This last weekend, I was reading submissions and there was a ton of women's fiction coming in. People, you have to find a happy medium here when it comes to plot lines. I literally saw two styles of writing.
1) Totally depressing stories that would lead anyone who reads it to heavy drinking.
2) Ridiculous and stereotypical "rom-con" plot lines masquerading as women's fiction.
And guess what? I pretty much rejected both types and the reason was simple. readers, in no way, would be able to connect with either of the plot lines as they should with a true women's fiction novel. Both concepts are simply too extreme.
I have talked about this before, but the thing that makes a women's fiction novel unique is the way it SHOULD connect with the reader. These stories need to have "a take away." That unique idea or concept that the reader walks away with, after reading the book saying "Now I get it. Now I understand X going on in my life, or in the world." These are stories about people, how they see the world and how they navigate issues going on around them.

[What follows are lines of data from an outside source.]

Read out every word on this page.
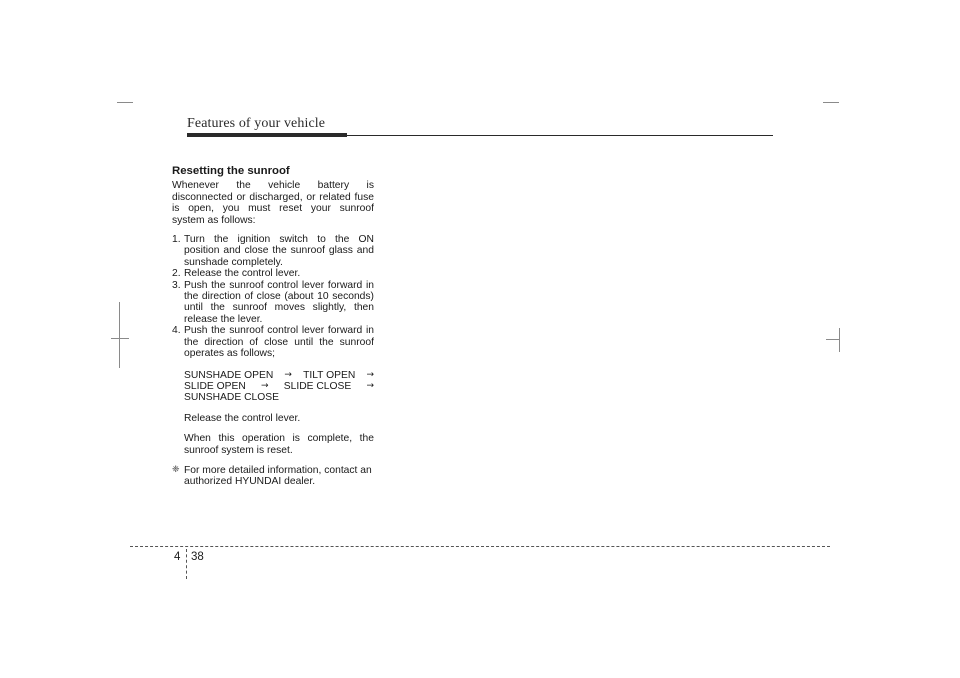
Features of your vehicle
Resetting the sunroof
Whenever the vehicle battery is disconnected or discharged, or related fuse is open, you must reset your sunroof system as follows:
1. Turn the ignition switch to the ON position and close the sunroof glass and sunshade completely.
2. Release the control lever.
3. Push the sunroof control lever forward in the direction of close (about 10 seconds) until the sunroof moves slightly, then release the lever.
4. Push the sunroof control lever forward in the direction of close until the sunroof operates as follows;
SUNSHADE OPEN → TILT OPEN →
SLIDE OPEN → SLIDE CLOSE →
SUNSHADE CLOSE
Release the control lever.
When this operation is complete, the sunroof system is reset.
❈ For more detailed information, contact an authorized HYUNDAI dealer.
4 38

However, when writers, in an attempt to "stand out" or "make the story interesting" pile on so much extra stuff, no reader is going to be able to relate to all of it.
- We can relate to a single divorce, but we can't relate to a divorce, and then pile on a personal disease, a parent who is also sick, a loss of a job and then a kid with a drug problem and then another who is pregnant.
- We can relate to a funny situation of meeting up with the person you had a crush on in college again, but when we add in that each of you have 3 kids, a housekeeper, and two of the kids want to start dating each other, and you are in competition for the same job in a company, and you both have to relocate, and there is the crazy lady at church trying to get the characters together... too much.